For generations, right from the time when Abraham first responded to God’s call, he and his descendants had worshipped the Lord by building altars and offering sacrifices wherever it seemed to be appropriate. But once the Tabernacle and priesthood were fully functioning, all sacrifices had to be offered under the discipline of the sanctuary (Leviticus 17:1-9). Indeed, with the whole Israelite community encamped immediately around the Tabernacle, there was no good reason for anyone to worship elsewhere. Such independent sacrifices might be genuinely offered to Yahweh, but how could anyone be sure? It would be all too easy for pagan symbols and practices to creep into Israel’s worship through the back door, so to speak.
The temptation to ‘hedge one’s bets’, to combine the worship of Yahweh with that of other spiritual powers, is a perennial one. We tend to look down on the Israelites for their inability to resist the pull of idolatry, and yet the Church is no better: we are perpetually in danger of absorbing the spirit of the age. And this danger is bigger than we realise, because our idols (whatever they are) are so integral to our culture that we barely notice their presence. One of them is individualism. It is no accident that the UK’s favourite funeral song is ‘I did it my way’. Independence and personal fulfilment are the principal ambitions of our society, in the spiritual realm as well as in the secular. Mainstream religion has gone out of fashion; although most people insist that they still believe in God, the numbers actually attending church services are steadily falling. The modern ‘believer’ likes to plough his (or her) own furrow, without the constraints of a creed or the discipline of a liturgy.

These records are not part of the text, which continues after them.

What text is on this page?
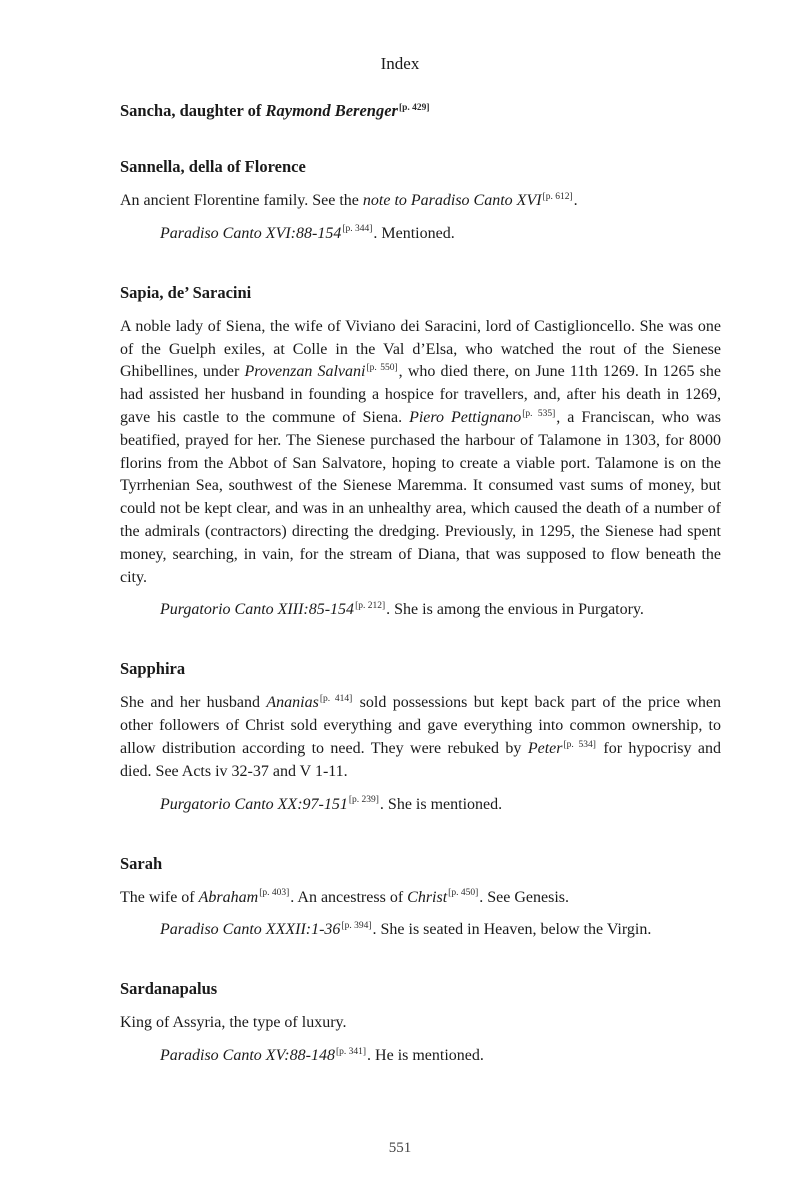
Index
Sancha, daughter of Raymond Berenger[p. 429]
Sannella, della of Florence

An ancient Florentine family. See the note to Paradiso Canto XVI[p. 612].

Paradiso Canto XVI:88-154[p. 344]. Mentioned.

Sapia, de’ Saracini

A noble lady of Siena, the wife of Viviano dei Saracini, lord of Castiglioncello. She was one of the Guelph exiles, at Colle in the Val d’Elsa, who watched the rout of the Sienese Ghibellines, under Provenzan Salvani[p. 550], who died there, on June 11th 1269. In 1265 she had assisted her husband in founding a hospice for travellers, and, after his death in 1269, gave his castle to the commune of Siena. Piero Pettignano[p. 535], a Franciscan, who was beatified, prayed for her. The Sienese purchased the harbour of Talamone in 1303, for 8000 florins from the Abbot of San Salvatore, hoping to create a viable port. Talamone is on the Tyrrhenian Sea, southwest of the Sienese Maremma. It consumed vast sums of money, but could not be kept clear, and was in an unhealthy area, which caused the death of a number of the admirals (contractors) directing the dredging. Previously, in 1295, the Sienese had spent money, searching, in vain, for the stream of Diana, that was supposed to flow beneath the city.

Purgatorio Canto XIII:85-154[p. 212]. She is among the envious in Purgatory.

Sapphira

She and her husband Ananias[p. 414] sold possessions but kept back part of the price when other followers of Christ sold everything and gave everything into common ownership, to allow distribution according to need. They were rebuked by Peter[p. 534] for hypocrisy and died. See Acts iv 32-37 and V 1-11.

Purgatorio Canto XX:97-151[p. 239]. She is mentioned.

Sarah

The wife of Abraham[p. 403]. An ancestress of Christ[p. 450]. See Genesis.

Paradiso Canto XXXII:1-36[p. 394]. She is seated in Heaven, below the Virgin.

Sardanapalus

King of Assyria, the type of luxury.

Paradiso Canto XV:88-148[p. 341]. He is mentioned.

551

But there is still only one ‘place’ to meet with God – no longer a geographical location (John 4:21), but in and through His Son. “No-one comes to the Father except through Me.” (John 14:6) This fact is what unites all who believe in Jesus: as we come to Him, we are also (by necessity) brought together. And there is no good reason (other than distance or physical incapacity) for Christians not to actualise this by meeting together for worship.